The High Court found in favour of IAG NZ on the basis that the policy had been “frustrated” by the destruction of the building, which rendered IAG NZ’s obligation to effect repairs impossible. The High Court implied a term that discharged IAG NZ from paying for losses arising from the earlier earthquakes. In its judgment, the High Court declined to apply the doctrine of merger – ie where there is unrepaired damage followed by total loss, the insured can only recover the total loss. The doctrine exists in marine insurance but the High Court was not convinced that it had any wider application either in this specific case or as a matter of general law.
On appeal, the Court of Appeal reached the same conclusion but by an entirely different route. It drew a distinction between C1 and C2. If the claims had been made under C1, Ridgecrest might have been entitled to payment for the estimated repair costs up to the limit of indemnity after each earthquake. Whereas, under C2, IAG NZ’s liability was limited to the cost of the uncompleted repairs actually carried out and the cost of replacing the building up to the limit of indemnity.
In the absence of a clear statement, the Court of Appeal determined that the claims were made under C2. The judgment goes to some lengths to justify this conclusion and to “shut the door” on Ridgecrest subsequently changing the basis of its claims to bring them under C1. The Court observed that the statement of claim did not reference C1 nor allege that the claims were made under C1. Further, it would have defied commercial common sense for Ridgecrest to make a claim for repairs on an old-for-old basis under C1 when new-for-old cover was available under C2. The Court also noted that after the first two earthquakes, IAG NZ assumed responsibility for arranging repairs and met the cost of these. While this was not strictly in accordance with C2, it was indicative of a claim under C2. Had the claims been made under C1, the Court would have expected Ridgecrest to demand payment of its estimated repair costs, rather than acquiescing to IAG NZ’s repair arrangements.

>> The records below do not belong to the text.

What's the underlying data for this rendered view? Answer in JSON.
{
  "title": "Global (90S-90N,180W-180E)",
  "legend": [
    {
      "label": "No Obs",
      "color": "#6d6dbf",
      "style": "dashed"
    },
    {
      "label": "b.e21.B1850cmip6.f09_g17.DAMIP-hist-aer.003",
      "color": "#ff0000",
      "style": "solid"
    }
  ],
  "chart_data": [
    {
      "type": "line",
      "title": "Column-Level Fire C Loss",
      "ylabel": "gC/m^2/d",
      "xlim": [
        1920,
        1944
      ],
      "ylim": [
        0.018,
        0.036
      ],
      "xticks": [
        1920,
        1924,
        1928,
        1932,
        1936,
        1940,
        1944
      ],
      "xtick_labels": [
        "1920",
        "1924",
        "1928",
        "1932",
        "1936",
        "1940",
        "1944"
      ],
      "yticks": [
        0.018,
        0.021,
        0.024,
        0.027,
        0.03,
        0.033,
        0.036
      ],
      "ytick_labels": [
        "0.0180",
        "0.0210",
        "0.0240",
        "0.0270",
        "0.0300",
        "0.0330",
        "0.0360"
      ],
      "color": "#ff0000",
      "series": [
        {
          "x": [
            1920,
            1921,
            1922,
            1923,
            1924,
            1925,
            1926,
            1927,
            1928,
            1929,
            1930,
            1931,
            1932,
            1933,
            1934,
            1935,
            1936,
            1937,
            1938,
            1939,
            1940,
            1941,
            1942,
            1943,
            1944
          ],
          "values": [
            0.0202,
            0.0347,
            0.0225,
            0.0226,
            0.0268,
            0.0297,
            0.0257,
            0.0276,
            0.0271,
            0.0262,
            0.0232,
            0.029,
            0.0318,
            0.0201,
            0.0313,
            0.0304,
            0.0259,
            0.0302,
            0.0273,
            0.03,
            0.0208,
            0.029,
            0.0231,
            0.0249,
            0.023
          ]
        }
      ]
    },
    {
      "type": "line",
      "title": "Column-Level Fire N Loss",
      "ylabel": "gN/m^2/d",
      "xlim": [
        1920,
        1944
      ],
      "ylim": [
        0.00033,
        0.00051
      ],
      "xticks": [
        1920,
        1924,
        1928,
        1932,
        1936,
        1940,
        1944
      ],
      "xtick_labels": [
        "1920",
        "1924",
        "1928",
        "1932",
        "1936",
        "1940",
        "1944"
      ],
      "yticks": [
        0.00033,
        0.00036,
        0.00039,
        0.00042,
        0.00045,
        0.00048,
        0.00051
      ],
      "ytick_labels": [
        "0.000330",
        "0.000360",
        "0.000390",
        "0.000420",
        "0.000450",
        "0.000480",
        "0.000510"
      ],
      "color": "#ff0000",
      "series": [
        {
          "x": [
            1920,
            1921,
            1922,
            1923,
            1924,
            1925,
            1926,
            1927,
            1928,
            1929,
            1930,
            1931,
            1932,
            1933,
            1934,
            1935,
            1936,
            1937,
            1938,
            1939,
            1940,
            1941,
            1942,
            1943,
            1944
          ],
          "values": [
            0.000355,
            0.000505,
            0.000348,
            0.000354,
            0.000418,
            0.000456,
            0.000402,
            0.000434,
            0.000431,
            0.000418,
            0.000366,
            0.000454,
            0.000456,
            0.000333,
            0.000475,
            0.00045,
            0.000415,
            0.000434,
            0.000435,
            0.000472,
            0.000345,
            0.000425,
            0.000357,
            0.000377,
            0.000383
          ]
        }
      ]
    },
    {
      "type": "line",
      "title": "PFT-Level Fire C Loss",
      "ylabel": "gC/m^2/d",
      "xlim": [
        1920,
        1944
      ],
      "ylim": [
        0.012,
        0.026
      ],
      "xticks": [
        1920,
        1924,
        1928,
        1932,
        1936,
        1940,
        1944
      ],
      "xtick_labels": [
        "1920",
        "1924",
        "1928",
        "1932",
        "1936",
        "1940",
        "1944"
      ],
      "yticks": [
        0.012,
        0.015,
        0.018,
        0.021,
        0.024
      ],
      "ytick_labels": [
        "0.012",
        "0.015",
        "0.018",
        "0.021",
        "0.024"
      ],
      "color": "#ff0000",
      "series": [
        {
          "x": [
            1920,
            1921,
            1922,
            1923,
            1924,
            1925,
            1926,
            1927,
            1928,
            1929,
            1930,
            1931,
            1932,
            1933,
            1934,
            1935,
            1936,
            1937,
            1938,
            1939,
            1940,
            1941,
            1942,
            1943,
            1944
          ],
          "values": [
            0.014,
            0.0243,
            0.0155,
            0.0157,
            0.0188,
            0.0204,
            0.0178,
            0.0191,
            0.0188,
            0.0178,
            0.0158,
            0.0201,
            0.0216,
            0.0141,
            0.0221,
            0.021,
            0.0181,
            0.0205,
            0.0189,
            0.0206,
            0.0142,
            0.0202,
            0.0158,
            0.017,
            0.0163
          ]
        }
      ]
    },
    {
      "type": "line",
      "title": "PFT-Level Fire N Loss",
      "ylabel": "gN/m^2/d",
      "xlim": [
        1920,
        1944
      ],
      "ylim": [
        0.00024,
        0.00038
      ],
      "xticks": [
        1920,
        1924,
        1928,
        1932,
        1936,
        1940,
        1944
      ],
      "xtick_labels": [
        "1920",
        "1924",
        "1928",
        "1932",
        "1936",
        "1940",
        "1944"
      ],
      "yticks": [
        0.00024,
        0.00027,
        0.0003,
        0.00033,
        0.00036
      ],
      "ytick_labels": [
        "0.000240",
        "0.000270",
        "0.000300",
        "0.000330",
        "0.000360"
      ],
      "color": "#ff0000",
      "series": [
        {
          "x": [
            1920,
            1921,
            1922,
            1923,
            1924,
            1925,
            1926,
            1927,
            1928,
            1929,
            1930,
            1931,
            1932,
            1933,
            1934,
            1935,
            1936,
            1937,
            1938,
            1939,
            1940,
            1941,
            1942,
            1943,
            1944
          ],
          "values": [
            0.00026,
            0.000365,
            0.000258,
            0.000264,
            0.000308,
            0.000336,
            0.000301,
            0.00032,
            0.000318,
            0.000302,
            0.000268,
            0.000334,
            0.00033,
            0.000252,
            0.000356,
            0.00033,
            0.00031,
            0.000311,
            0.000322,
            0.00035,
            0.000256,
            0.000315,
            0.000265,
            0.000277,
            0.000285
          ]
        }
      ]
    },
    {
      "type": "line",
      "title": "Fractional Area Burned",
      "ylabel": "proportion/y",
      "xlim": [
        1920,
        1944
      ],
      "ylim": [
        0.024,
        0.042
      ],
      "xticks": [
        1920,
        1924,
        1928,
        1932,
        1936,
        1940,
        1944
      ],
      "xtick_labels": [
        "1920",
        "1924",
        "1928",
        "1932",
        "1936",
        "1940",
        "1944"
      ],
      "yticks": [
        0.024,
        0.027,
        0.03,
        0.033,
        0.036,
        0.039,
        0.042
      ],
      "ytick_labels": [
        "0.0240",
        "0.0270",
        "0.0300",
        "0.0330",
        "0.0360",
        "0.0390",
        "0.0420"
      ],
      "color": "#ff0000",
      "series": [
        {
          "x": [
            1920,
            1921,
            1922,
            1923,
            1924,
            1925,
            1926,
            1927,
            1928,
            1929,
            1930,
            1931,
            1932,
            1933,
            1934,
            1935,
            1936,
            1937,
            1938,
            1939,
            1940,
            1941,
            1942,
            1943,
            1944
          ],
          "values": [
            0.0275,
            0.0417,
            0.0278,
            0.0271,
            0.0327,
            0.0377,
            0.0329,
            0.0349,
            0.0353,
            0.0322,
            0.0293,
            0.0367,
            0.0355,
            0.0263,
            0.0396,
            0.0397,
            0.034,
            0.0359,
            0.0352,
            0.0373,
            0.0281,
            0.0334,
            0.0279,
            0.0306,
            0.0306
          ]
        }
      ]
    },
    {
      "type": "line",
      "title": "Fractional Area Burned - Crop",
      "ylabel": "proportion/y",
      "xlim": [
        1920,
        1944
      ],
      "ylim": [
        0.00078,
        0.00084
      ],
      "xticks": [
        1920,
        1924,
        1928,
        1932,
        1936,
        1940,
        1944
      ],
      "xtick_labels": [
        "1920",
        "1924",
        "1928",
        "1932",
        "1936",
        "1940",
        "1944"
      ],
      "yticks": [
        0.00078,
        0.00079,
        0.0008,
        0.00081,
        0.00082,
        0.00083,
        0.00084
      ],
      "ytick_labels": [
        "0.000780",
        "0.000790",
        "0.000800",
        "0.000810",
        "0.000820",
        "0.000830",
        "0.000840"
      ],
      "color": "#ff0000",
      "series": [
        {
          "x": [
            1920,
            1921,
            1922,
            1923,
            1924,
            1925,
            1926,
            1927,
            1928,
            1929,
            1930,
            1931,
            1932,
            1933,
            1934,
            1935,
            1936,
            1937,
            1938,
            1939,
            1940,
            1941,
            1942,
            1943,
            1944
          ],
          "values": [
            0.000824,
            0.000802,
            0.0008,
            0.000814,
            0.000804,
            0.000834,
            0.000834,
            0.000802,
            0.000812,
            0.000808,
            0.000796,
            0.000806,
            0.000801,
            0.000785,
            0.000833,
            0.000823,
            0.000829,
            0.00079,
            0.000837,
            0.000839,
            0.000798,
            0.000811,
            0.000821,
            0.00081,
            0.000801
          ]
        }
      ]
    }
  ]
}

The Court of Appeal’s reasoning in relation to C2 is somewhat forced. For example, the pleadings appear to have been silent as to which clause applied. What is essentially a pleading point could be “corrected” if Ridgecrest was permitted to amend its statement of claim. The basis of the Court’s judgment means that the decision has limited value as a precedent: were an insured to claim under C1, the outcome may well be different.
The Court of Appeal’s conclusion meant it did not need to consider the doctrines of merger or frustration. However, it indicated in obiter that it would not have upheld the High Court’s conclusion on frustration, which was based on an implied term, as it was contrary to the express terms of the policy and was not necessary to give the policy business efficacy.
Ridgecrest has been granted leave for a further appeal to the Supreme Court. This will allow the parties to advance all previous arguments, including those on the doctrines of merger and frustration. We will provide a further update once that decision is released.